Dalla sentenza impugnata (pagg. 8 e 9) risulta che il sequestro preventivo era stato disposto sino a concorrenza dell'importo di Euro. 17.754.072,18 oltre che nei confronti degli originari coimputati, anche nei confronti del F., e che in esito ad esecuzione nei confronti di quest'ultimo, è stato mantenuto il sequestro dei seguenti beni: 1) tre immobili, di cui uno in _____ (per la quota di 1/2) e due in ______; 2) il conto corrente n. 12/450211 presso la Banca di Credito Cooperativo di Barlassina, _____ intestato alla moglie P.L., con delega ad operare in favore del F., con un saldo di Euro. 7.659,20; 3) la cassetta di sicurezza n. ______, presso la stessa filiale, anch'essa intestata a P.L., con delega a F., contenente Euro. 66.000; 4) tre conti correnti a lui intestati presso la Banca Intesa, con saldi rispettivamente di Euro. 1.652,05, 901,10 e 86.202,71; 6) un deposito amministrato presso la stessa banca con saldo di Euro. 19.106,40.

2.1 La prima questione di diritto che il motivo sottopone al Collegio consiste nello stabilire se - in caso di patteggiamento - qualora le parti non abbiano previsto la confisca dei beni sequestrati oppure si siano accordate sulla restituzione degli stessi, il giudice possa disporre ugualmente la confisca.
Altre questioni sollevate dal motivo riguardano la delega ad operare su di un conto corrente bancario intestato ad altri: si tratta in particolare di stabilire se essa configuri per il delegato l'ipotesi di "disponibilità" richiesta dall'art. 322 ter c.p.; infine, occorre soffermarsi sui rapporti dei beni conferiti in fondo patrimoniale con la confisca.

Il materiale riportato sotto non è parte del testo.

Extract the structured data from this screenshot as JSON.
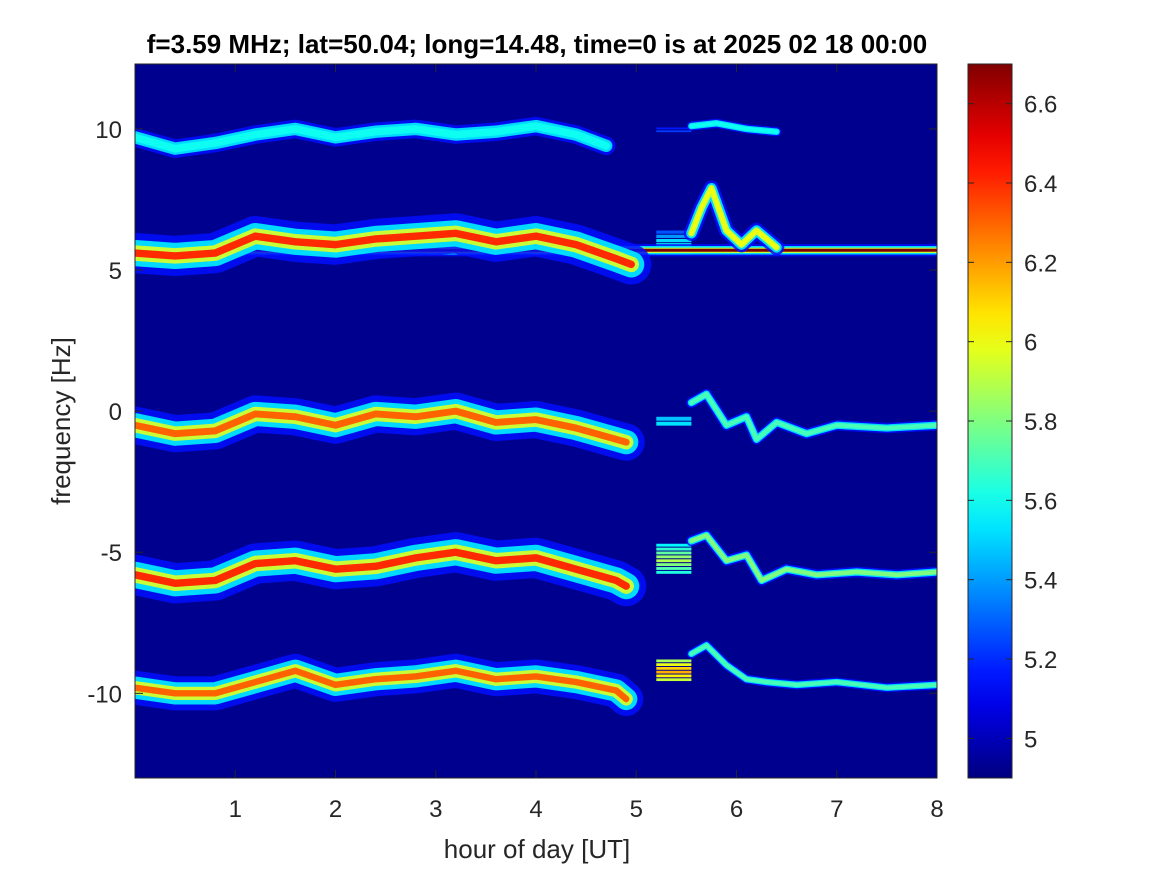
{
  "chart_data": {
    "type": "heatmap",
    "title": "f=3.59 MHz;  lat=50.04; long=14.48, time=0 is at 2025 02 18 00:00",
    "xlabel": "hour of day [UT]",
    "ylabel": "frequency [Hz]",
    "xlim": [
      0,
      8
    ],
    "ylim": [
      -13,
      12.3
    ],
    "xticks": [
      "1",
      "2",
      "3",
      "4",
      "5",
      "6",
      "7",
      "8"
    ],
    "yticks": [
      "-10",
      "-5",
      "0",
      "5",
      "10"
    ],
    "colorbar": {
      "clim": [
        4.9,
        6.7
      ],
      "ticks": [
        "5",
        "5.2",
        "5.4",
        "5.6",
        "5.8",
        "6",
        "6.2",
        "6.4",
        "6.6"
      ],
      "colormap": "jet"
    },
    "background_color": "#00008f",
    "traces": [
      {
        "name": "carrier",
        "segments": [
          {
            "hour": [
              0,
              5.5,
              8
            ],
            "freq": [
              5.7,
              5.7,
              5.7
            ],
            "intensity": 6.7,
            "spread": 0.15
          }
        ]
      },
      {
        "name": "band near 10 Hz",
        "segments": [
          {
            "hour": [
              0,
              0.4,
              0.8,
              1.2,
              1.6,
              2.0,
              2.4,
              2.8,
              3.2,
              3.6,
              4.0,
              4.4,
              4.7
            ],
            "freq": [
              9.7,
              9.3,
              9.5,
              9.8,
              10.0,
              9.7,
              9.9,
              10.0,
              9.8,
              9.9,
              10.1,
              9.8,
              9.4
            ],
            "intensity": 5.6,
            "spread": 0.25
          },
          {
            "hour": [
              5.55,
              5.8,
              6.1,
              6.4
            ],
            "freq": [
              10.1,
              10.2,
              10.0,
              9.9
            ],
            "intensity": 5.6,
            "spread": 0.1
          }
        ]
      },
      {
        "name": "band near 6 Hz",
        "segments": [
          {
            "hour": [
              0,
              0.4,
              0.8,
              1.2,
              1.6,
              2.0,
              2.4,
              2.8,
              3.2,
              3.6,
              4.0,
              4.4,
              4.8,
              4.95
            ],
            "freq": [
              5.6,
              5.5,
              5.6,
              6.2,
              6.0,
              5.9,
              6.1,
              6.2,
              6.3,
              6.0,
              6.2,
              5.9,
              5.4,
              5.2
            ],
            "intensity": 6.4,
            "spread": 0.6
          },
          {
            "hour": [
              5.55,
              5.65,
              5.75,
              5.9,
              6.05,
              6.2,
              6.4
            ],
            "freq": [
              6.3,
              7.2,
              7.9,
              6.4,
              5.9,
              6.4,
              5.8
            ],
            "intensity": 6.0,
            "spread": 0.2
          }
        ]
      },
      {
        "name": "band near 0 Hz",
        "segments": [
          {
            "hour": [
              0,
              0.4,
              0.8,
              1.2,
              1.6,
              2.0,
              2.4,
              2.8,
              3.2,
              3.6,
              4.0,
              4.4,
              4.8,
              4.9
            ],
            "freq": [
              -0.5,
              -0.8,
              -0.7,
              -0.1,
              -0.2,
              -0.5,
              -0.1,
              -0.2,
              0.0,
              -0.4,
              -0.3,
              -0.6,
              -1.0,
              -1.1
            ],
            "intensity": 6.3,
            "spread": 0.55
          },
          {
            "hour": [
              5.55,
              5.7,
              5.9,
              6.1,
              6.2,
              6.4,
              6.7,
              7.0,
              7.5,
              8.0
            ],
            "freq": [
              0.3,
              0.6,
              -0.5,
              -0.2,
              -1.0,
              -0.4,
              -0.8,
              -0.5,
              -0.6,
              -0.5
            ],
            "intensity": 5.7,
            "spread": 0.12
          }
        ]
      },
      {
        "name": "band near -5 Hz",
        "segments": [
          {
            "hour": [
              0,
              0.4,
              0.8,
              1.2,
              1.6,
              2.0,
              2.4,
              2.8,
              3.2,
              3.6,
              4.0,
              4.4,
              4.8,
              4.9
            ],
            "freq": [
              -5.8,
              -6.1,
              -6.0,
              -5.4,
              -5.3,
              -5.6,
              -5.5,
              -5.2,
              -5.0,
              -5.3,
              -5.2,
              -5.6,
              -6.0,
              -6.2
            ],
            "intensity": 6.4,
            "spread": 0.6
          },
          {
            "hour": [
              5.55,
              5.7,
              5.9,
              6.1,
              6.25,
              6.5,
              6.8,
              7.2,
              7.6,
              8.0
            ],
            "freq": [
              -4.6,
              -4.4,
              -5.3,
              -5.1,
              -6.0,
              -5.6,
              -5.8,
              -5.7,
              -5.8,
              -5.7
            ],
            "intensity": 5.8,
            "spread": 0.12
          }
        ]
      },
      {
        "name": "band near -10 Hz",
        "segments": [
          {
            "hour": [
              0,
              0.4,
              0.8,
              1.2,
              1.6,
              2.0,
              2.4,
              2.8,
              3.2,
              3.6,
              4.0,
              4.4,
              4.8,
              4.9
            ],
            "freq": [
              -9.8,
              -10.0,
              -10.0,
              -9.6,
              -9.2,
              -9.7,
              -9.5,
              -9.4,
              -9.2,
              -9.5,
              -9.4,
              -9.6,
              -9.9,
              -10.2
            ],
            "intensity": 6.3,
            "spread": 0.5
          },
          {
            "hour": [
              5.55,
              5.7,
              5.9,
              6.1,
              6.3,
              6.6,
              7.0,
              7.5,
              8.0
            ],
            "freq": [
              -8.6,
              -8.3,
              -9.0,
              -9.5,
              -9.6,
              -9.7,
              -9.6,
              -9.8,
              -9.7
            ],
            "intensity": 5.7,
            "spread": 0.1
          }
        ]
      }
    ],
    "blocks": [
      {
        "hour": [
          5.2,
          5.55
        ],
        "freq": [
          9.85,
          10.05
        ],
        "intensity": 5.5
      },
      {
        "hour": [
          5.2,
          5.55
        ],
        "freq": [
          5.5,
          6.4
        ],
        "intensity": 5.6
      },
      {
        "hour": [
          5.2,
          5.55
        ],
        "freq": [
          -0.55,
          -0.2
        ],
        "intensity": 5.8
      },
      {
        "hour": [
          5.2,
          5.55
        ],
        "freq": [
          -5.8,
          -4.7
        ],
        "intensity": 5.9
      },
      {
        "hour": [
          5.2,
          5.55
        ],
        "freq": [
          -9.6,
          -8.8
        ],
        "intensity": 6.2
      }
    ]
  }
}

Al primo quesito la risposta da dare è positiva.
La confisca obbligatoria per equivalente, operante, oltre che in caso di condanna, anche, in virtù del testuale contenuto della norma (art. 322 ter c.p.) in ipotesi di sentenza di applicazione della pena ex art. 444 c.p.p. va applicata pur laddove la stessa non abbia costituito oggetto dell'accordo delle parti (cfr. sez. 3 sentenza n. 44445 del 9.10.2013 ud. dep. 4.11.2013 riv. 257616; sez. 2 n. 20046 del 4.2.2011), conclusione questa, ulteriormente discendente dal fatto che la sentenza di patteggiamento è sentenza vincolata relativamente al solo profilo del trattamento sanzionatorio e non anche a quello relativo alla confisca per il quale la discrezionalità del giudice (discrezionalità vincolata quanto alla confisca obbligatoria) si riespande come in una normale sentenza di condanna sì che, ove accordo tra le parti su tale punto vi sia comunque stato, il giudice non è obbligato a recepirlo o a recepirlo per intero (sez. 2 n. 19945 del 19.4.2012, Toseroni Riv. 252825). Nè è necessario, per l'assenza di norme che dispongano in senso contrario, che la confisca per equivalente sia preceduta dal sequestro preventivo dei beni oggetto della stessa (sez. 3 n. 17066 del 4.2.2013, Volpe e altri, Riv. 255113).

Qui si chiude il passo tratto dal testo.